By mid-2020, common words and phrases in meetings changed from “pivot,” “deep dive,” and “move the needle” to “you’re on mute,” “do you see my screen?” and “I have a bad connection” as many organizations transitioned to remote work.
And now in 2021, companies and organizations are changing and adapting to meet the shifting needs of their customers and the economic challenges presented by COVID-19. For many organizations, working from home is still a reality and will either continue indefinitely for several more months or in some hybrid version where some employees are in the office and others remote. The question many leaders are asking is: “How do I foster team effectiveness and build a strong culture without sharing the same physical location?”
Evolving and Adapting Teams
Global organizations and others have faced this challenge for years. However, for some leaders, the transition to working from home is a significant shift in the way they work. One of the keys to successfully leading remote teams is adaptability. Adaptive leadership requires a leader to constantly assess the changing needs of the team, the project, or the organization and evolve to meet those needs.
Leading virtual teams is a topic in the course “Leading Project Teams” that I teach at Georgetown University’s School of Continuing Studies. I firmly believe leaders have the ability to thrive in this new “normal.” Study after study shows that employees who are highly engaged and have opportunities to learn and grow contribute significantly to an organization’s objectives and goals.
There are three key areas of focus for increasing team effectiveness and performance for remote teams:
Focus on the Individual
Set up regular one-on-one meetings with each member of your team. If you already do this, you may want to consider increasing the length or frequency while working remotely. Keep in mind that you no longer have opportunities to stop by your team members’ desks to check in or have the informal conversations normally conducted in the workplace.
LISTEN – ask open-ended questions during your meetings to determine how they are coping with the changes and how you can best support them.
Provide feedback regularly. A simple “thank you” goes a long way, even if by email, to help your team members feel appreciated when they may be feeling isolated.
Respond to your teams’ communications, even if a response is not requested, to let them know you have read their message.
Be aware of signs of stress from your team.
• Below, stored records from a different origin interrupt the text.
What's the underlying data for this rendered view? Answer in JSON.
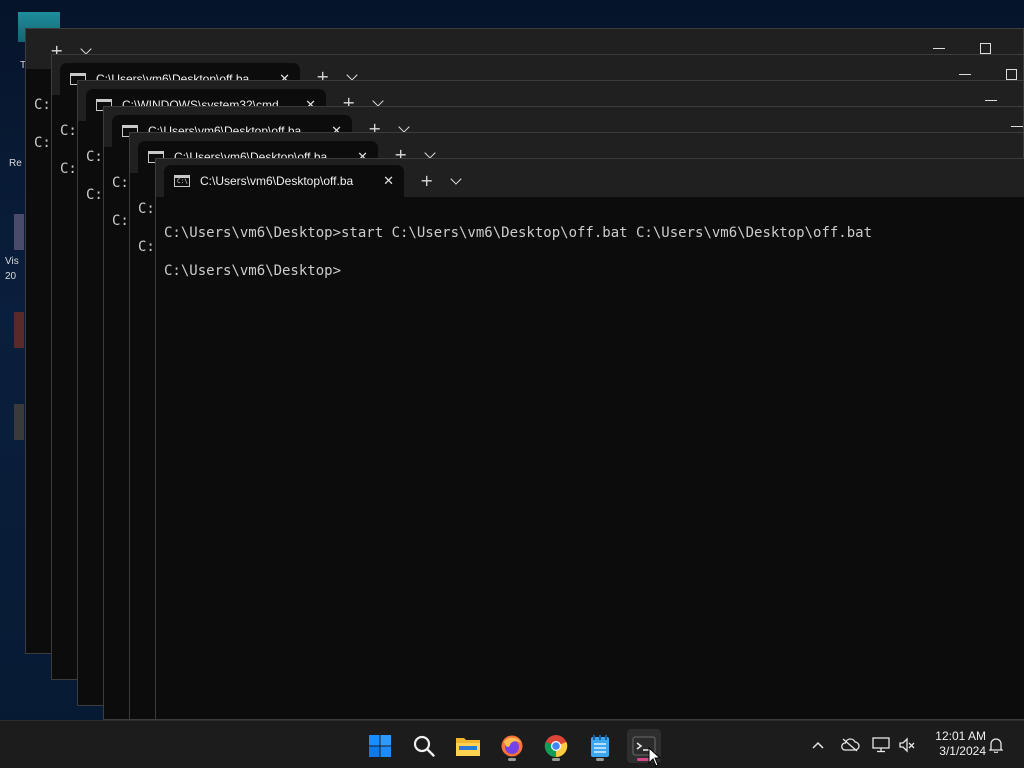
{
  "desktop": {
    "icon_labels": [
      "T",
      "Re",
      "Vis",
      "20"
    ]
  },
  "windows": [
    {
      "tab_title": "C:\\Users\\vm6\\Desktop\\off.ba",
      "prompt_lines": [
        "C:",
        "C:"
      ]
    },
    {
      "tab_title": "C:\\WINDOWS\\system32\\cmd",
      "prompt_lines": [
        "C:",
        "C:"
      ]
    },
    {
      "tab_title": "C:\\Users\\vm6\\Desktop\\off.ba",
      "prompt_lines": [
        "C:",
        "C:"
      ]
    },
    {
      "tab_title": "C:\\Users\\vm6\\Desktop\\off.ba",
      "prompt_lines": [
        "C:",
        "C:"
      ]
    },
    {
      "tab_title": "C:\\Users\\vm6\\Desktop\\off.ba",
      "prompt_lines": [
        "C:",
        "C:"
      ]
    }
  ],
  "active_terminal": {
    "tab_title": "C:\\Users\\vm6\\Desktop\\off.ba",
    "tab_icon_text": "C:\\",
    "lines": [
      "C:\\Users\\vm6\\Desktop>start C:\\Users\\vm6\\Desktop\\off.bat C:\\Users\\vm6\\Desktop\\off.bat",
      "C:\\Users\\vm6\\Desktop>"
    ]
  },
  "icons": {
    "new_tab": "+",
    "close": "✕"
  },
  "taskbar": {
    "apps": [
      "start-icon",
      "search-icon",
      "file-explorer-icon",
      "firefox-icon",
      "chrome-icon",
      "notepad-icon",
      "terminal-icon"
    ],
    "clock": {
      "time": "12:01 AM",
      "date": "3/1/2024"
    }
  },
  "colors": {
    "terminal_bg": "#0c0c0c",
    "titlebar_bg": "#202020",
    "taskbar_bg": "#1c1c1c",
    "accent_pink": "#d6478a",
    "win_blue": "#0a84ff"
  }
}
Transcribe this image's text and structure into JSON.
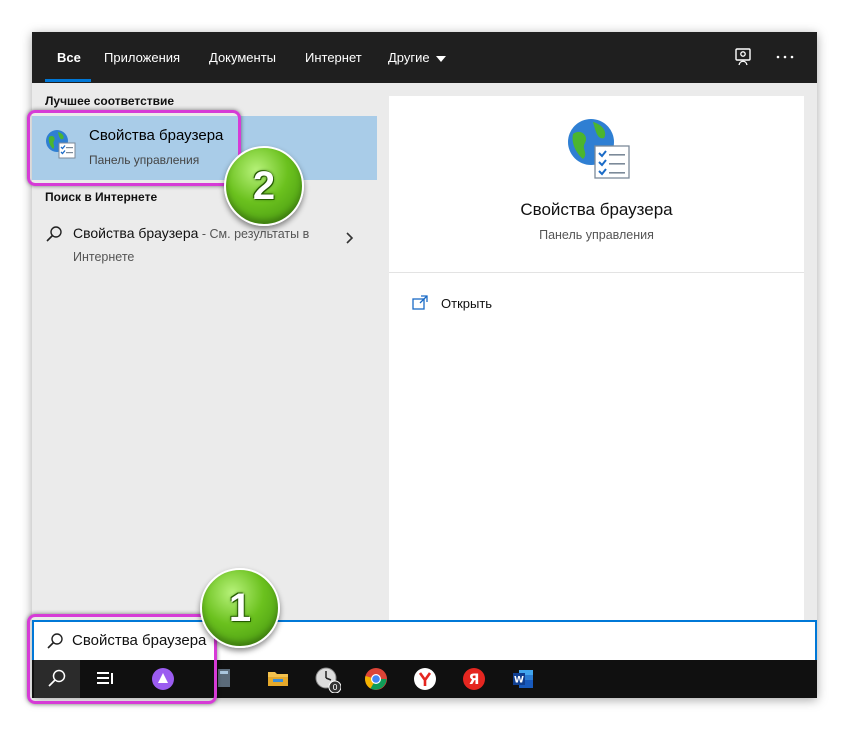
{
  "tabs": [
    {
      "label": "Все"
    },
    {
      "label": "Приложения"
    },
    {
      "label": "Документы"
    },
    {
      "label": "Интернет"
    },
    {
      "label": "Другие"
    }
  ],
  "top_icons": [
    "feedback-icon",
    "more-options-icon"
  ],
  "left": {
    "best_match_header": "Лучшее соответствие",
    "best_match": {
      "title": "Свойства браузера",
      "subtitle": "Панель управления",
      "icon": "internet-options-icon"
    },
    "web_header": "Поиск в Интернете",
    "web_result": {
      "title": "Свойства браузера",
      "suffix": " - См. результаты в Интернете"
    }
  },
  "preview": {
    "title": "Свойства браузера",
    "subtitle": "Панель управления",
    "actions": [
      {
        "label": "Открыть",
        "icon": "open-icon"
      }
    ]
  },
  "search": {
    "value": "Свойства браузера"
  },
  "taskbar": [
    "search-icon",
    "task-view-icon",
    "alice-icon",
    "calculator-icon",
    "file-explorer-icon",
    "clock-app-icon",
    "chrome-icon",
    "yandex-browser-icon",
    "yandex-icon",
    "word-icon"
  ],
  "annotations": {
    "step1": "1",
    "step2": "2"
  },
  "colors": {
    "accent": "#0078d7",
    "selection": "#a9cce8",
    "highlight": "#d63bd6",
    "badge": "#6bc11e"
  }
}
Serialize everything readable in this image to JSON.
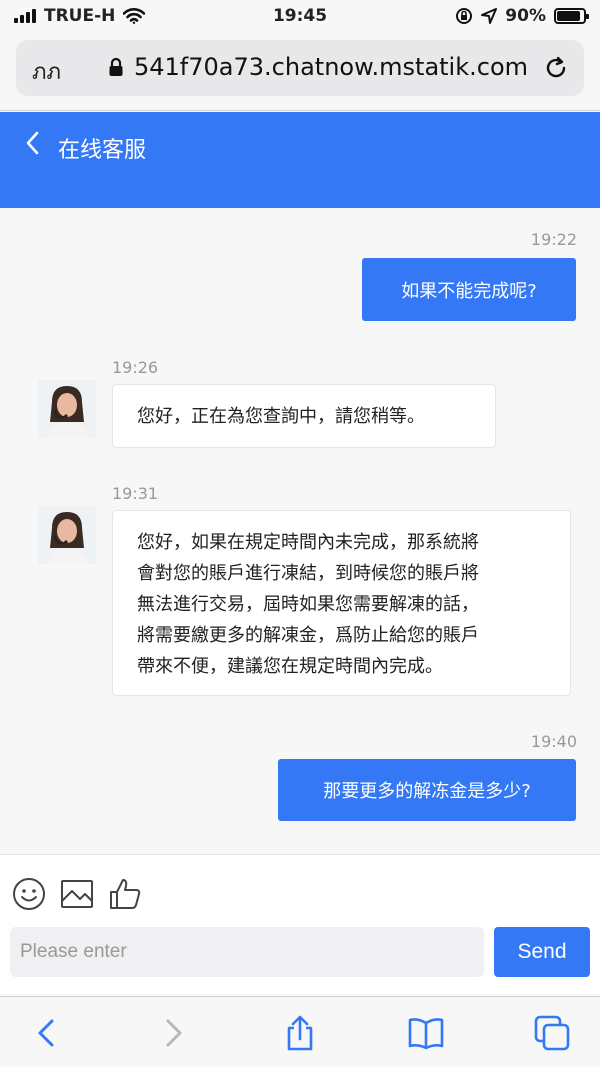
{
  "status_bar": {
    "carrier": "TRUE-H",
    "time": "19:45",
    "battery_text": "90%",
    "battery_level": 0.9
  },
  "browser": {
    "reader_label": "ภภ",
    "url": "541f70a73.chatnow.mstatik.com"
  },
  "header": {
    "title": "在线客服"
  },
  "messages": [
    {
      "direction": "outgoing",
      "time": "19:22",
      "text": "如果不能完成呢?"
    },
    {
      "direction": "incoming",
      "time": "19:26",
      "lines": [
        "您好，正在為您查詢中，請您稍等。"
      ]
    },
    {
      "direction": "incoming",
      "time": "19:31",
      "lines": [
        "您好，如果在規定時間內未完成，那系統將",
        "會對您的賬戶進行凍結，到時候您的賬戶將",
        "無法進行交易，屆時如果您需要解凍的話，",
        "將需要繳更多的解凍金，爲防止給您的賬戶",
        "帶來不便，建議您在規定時間內完成。"
      ]
    },
    {
      "direction": "outgoing",
      "time": "19:40",
      "text": "那要更多的解冻金是多少?"
    }
  ],
  "composer": {
    "placeholder": "Please enter",
    "send_label": "Send",
    "tools": [
      "emoji-icon",
      "image-icon",
      "thumbs-up-icon"
    ]
  },
  "toolbar": {
    "icons": [
      "back-icon",
      "forward-icon",
      "share-icon",
      "bookmarks-icon",
      "tabs-icon"
    ]
  },
  "colors": {
    "accent": "#3478f6",
    "background": "#f7f7f7"
  }
}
Some employees may not want to share personal challenges they are facing due to the pandemic, such as family members who have suffered job loss or have COVID-19.
Be a coach and mentor for each member of your team.
Engage Your Team
As with the individual members of your team, you may want to increase the frequency of your team meetings so your team remains up-to-date on key information they need to know and involved in the decision-making process.
Increase your communication and keep the team aware of how their work is contributing to the strategic objectives of the work unit and organization. As a leader, provide the compelling direction for the team and the information they need to be successful.
As a team, create and document team norms related to video conferencing, timing of communication and response, etc. Be aware of family situations that may impact members of your team and the times of day they may not be available.
Provide opportunities for the team to connect and communicate in a fun environment. My team started a weekly themed meeting on Friday afternoons. Some themes included holiday celebrations, favorite movies, college sports, etc. Individuals came to the meeting with a background, prop, accessory, or costume and shared stories based on the theme. This provided a means to connect on topics outside of work and to get to know one another better.
Take advantage of any opportunity, when safe, to bring your team together face-to-face.
Support the Team
Work with each member of your team on their professional development plans and help them find online opportunities to add to or enhance their skills.
If your organization provides tuition reimbursement, now may be a great time for some individuals to pursue a certificate or degree while they are spending less time commuting.
Consider starting a mentoring program. This could be a great way to onboard new members of your team while working remotely so they become connected to the team and the overall organization.
Set up monthly “Coffee Chats” for members of your team to meet with members of other teams within the same business unit with whom they may not have regular communication.
And finally, provide resources for physical and mental health while working at home. Some examples include helpful hints for ergonomics for home workspaces, ways to reduce eye strain, and ways to relieve stress.
Building a sense of community can be challenging when working remotely, but a leader who motivates, inspires, influences, and coaches will serve their team well.
Amy L. Warner, MPM, PMP
Amy Warner has over 20 years of project management experience. Her professional experience includes working for both The Hershey Company and Harley-Davidson Motor Company. At Hershey, she managed experiential projects for The Hershey Experience team at their owned retail locations. At Harley-Davidson she provided operational oversight for the factory tour and company store locations throughout the United States. She has led projects involving experiential development, retail stores, exhibits, new product development and strategic initiatives. Amy holds a Master of Project Management degree from the Pennsylvania State University and is certified as a Project Management Professional by the Project Management Institute. She has also completed certificates from Cornell University in Innovation Strategy, Executive Leadership and Hospitality Management and is currently studying Change Management at Cornell University.